4. Balance and symmetry
Many people concentrate on bulking up their upper body and arms. It’s natural to pay more attention to the upper body because this is what we see every day. However, this trend has led to a lot of people, men especially, to look like they have a strong torso and thin, weak legs.
Incorporating leg days to your workout and sticking to it will help your legs “catch up” with the rest of your body.
5. Avoid lower back pain
We’ve all heard it said before that in order to prevent lower back pain, one’s core and back muscles should be strengthened. One thing we should be aware of is that lower back pain is sometimes caused by weak stabilizing muscles. Working your lower body muscle group strengthens the core (including back and lower back), which in turn strengthens your lower back.
How to avoid injuries after a leg day?
Here are some tips on how you can avoid injury after a tiring leg day:
1. Ice your legs
When you get DOMS (delayed onset muscle soreness) after a leg day, it means that the muscles are sore on a microscopic level. This means there could be tiny tears and abrasions on your leg muscles. Ice or cold therapy is a tried and tested therapy for muscle soreness.
When you wear leg ice packs such as this one, your blood vessels will narrow and reduce blood flow to the area, which helps ease the swelling. You can ice your legs for 20 minutes, two to three times a day.
Because the legs are a huge muscle group, it pays to get an ice pack that has complete coverage of the legs, and wraps around the legs’ curvature perfectly and comfortably.
2. Do not do another leg day the following day
Having a rest day allows your body to consolidate all the hard work you’ve done. During rest days, your muscles recover, adapt and become stronger. You must give your muscles the time and chance to regenerate.
You will see more pronounced muscle results when rest days are incorporated in your weekly workouts. Whatever training program you are doing, appropriate rest is needed so you can prevent workout plateau or overtraining.
3. Spend time doing cool-down exercises
Taking time to cool down makes your muscles ready for recovery. A study was conducted where it was found that people who did 20 minutes of low to moderate intensity cycling immediately following their strength workout had less muscle pain compared to those who worked out but did not cool down.
4. Cherries and mushrooms
This is perhaps our favourite tip for reducing leg day pain. Cherry juice is filled with antioxidants and anti-inflammatory compounds. There was a study created a decade ago where it was found that long distance runners who drank tart cherry juice for eight straight days reported a decrease in muscle pain. Just be aware of the sugar content of this juice.
Mushrooms have long been identified as possessing anti-inflammatory properties, which could be effective in reducing muscle soreness.

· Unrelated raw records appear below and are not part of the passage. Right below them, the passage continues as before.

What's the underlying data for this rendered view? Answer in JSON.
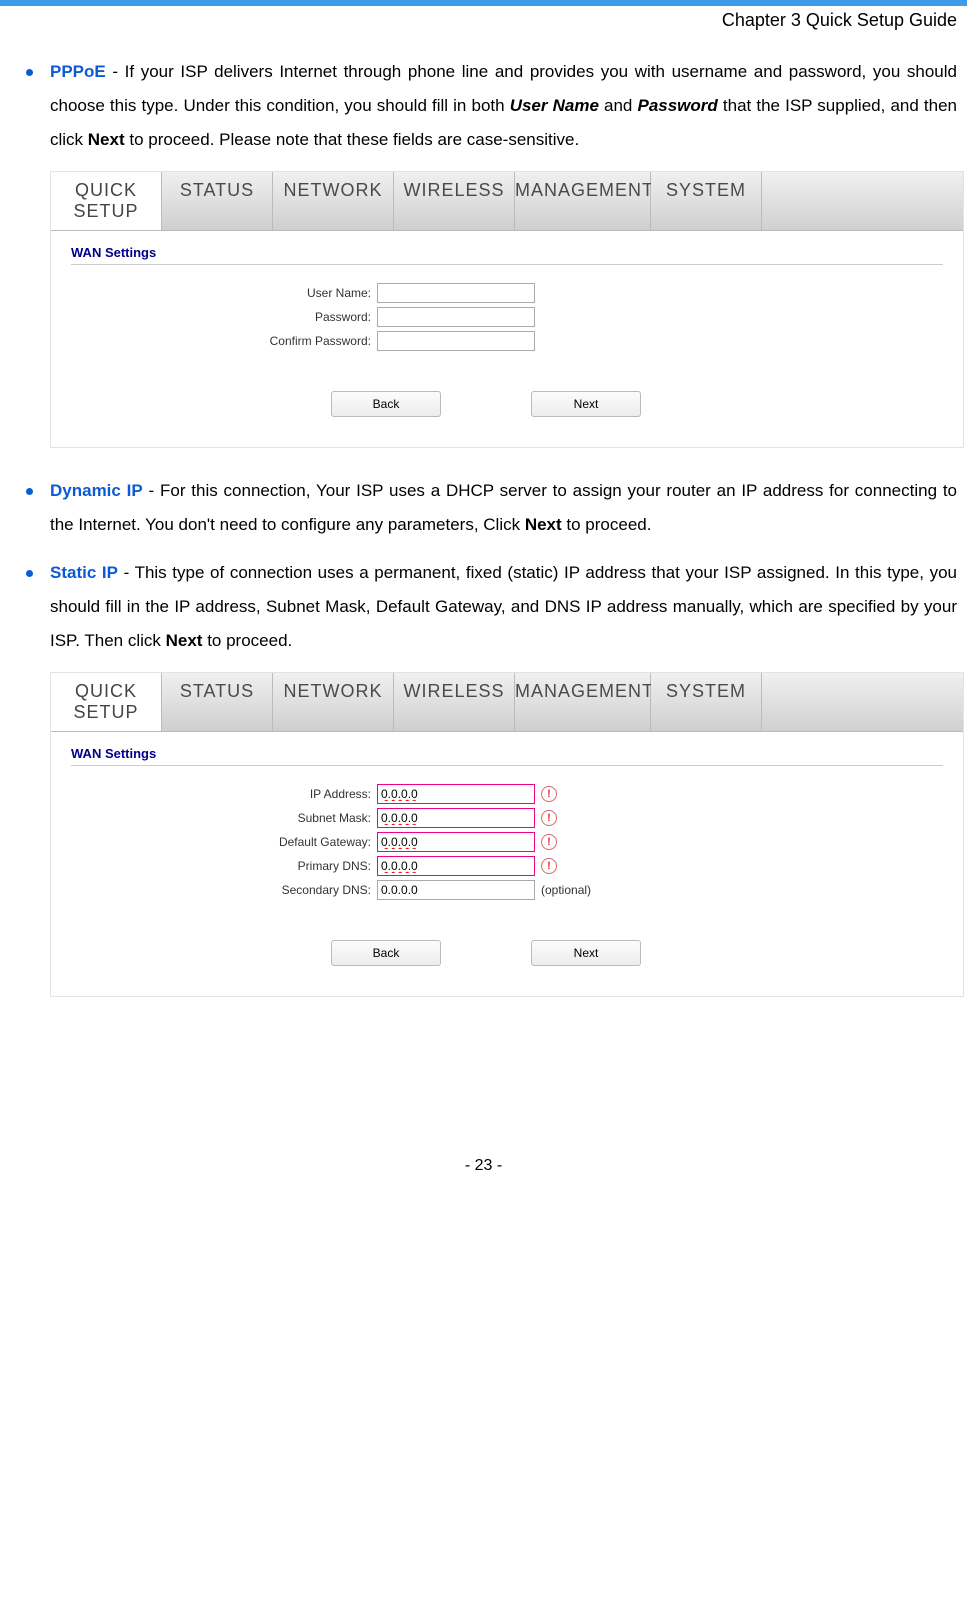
{
  "chapter": "Chapter 3 Quick Setup Guide",
  "bullets": {
    "pppoe": {
      "title": "PPPoE",
      "t1": " - If your ISP delivers Internet through phone line and provides you with username and password, you should choose this type. Under this condition, you should fill in both ",
      "em1": "User Name",
      "t2": " and ",
      "em2": "Password",
      "t3": " that the ISP supplied, and then click ",
      "b1": "Next",
      "t4": " to proceed. Please note that these fields are case-sensitive."
    },
    "dynamic": {
      "title": "Dynamic IP",
      "t1": " - For this connection, Your ISP uses a DHCP server to assign your router an IP address for connecting to the Internet. You don't need to configure any parameters, Click ",
      "b1": "Next",
      "t2": " to proceed."
    },
    "static": {
      "title": "Static IP",
      "t1": " - This type of connection uses a permanent, fixed (static) IP address that your ISP assigned. In this type, you should fill in the IP address, Subnet Mask, Default Gateway, and DNS IP address manually, which are specified by your ISP. Then click ",
      "b1": "Next",
      "t2": " to proceed."
    }
  },
  "nav": [
    "QUICK SETUP",
    "STATUS",
    "NETWORK",
    "WIRELESS",
    "MANAGEMENT",
    "SYSTEM"
  ],
  "panel_heading": "WAN Settings",
  "pppoe_form": {
    "f1": "User Name:",
    "f2": "Password:",
    "f3": "Confirm Password:"
  },
  "static_form": {
    "f1": "IP Address:",
    "f2": "Subnet Mask:",
    "f3": "Default Gateway:",
    "f4": "Primary DNS:",
    "f5": "Secondary DNS:",
    "val": "0.0.0.0",
    "optional": "(optional)"
  },
  "buttons": {
    "back": "Back",
    "next": "Next"
  },
  "error_glyph": "!",
  "page_number": "- 23 -"
}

5. Do a low intensity workout the following day
When you’re in recovery mode yet you do not want to completely skip working out the following day, it’s recommended that you do low-intensity workout or low steady state cardio. This is still good for your legs as they will get the blood flow going and the muscles can get all the nutrients they need to recover.
Go on a stationary bike ride on a slow and steady speed, do brisk walking or even swimming.
Your joints and muscles will thank you for it.
Overall, even if leg day gives you the kind of pain that feels like progress, we urge you to listen to your body and give it the proper rest and recovery it needs.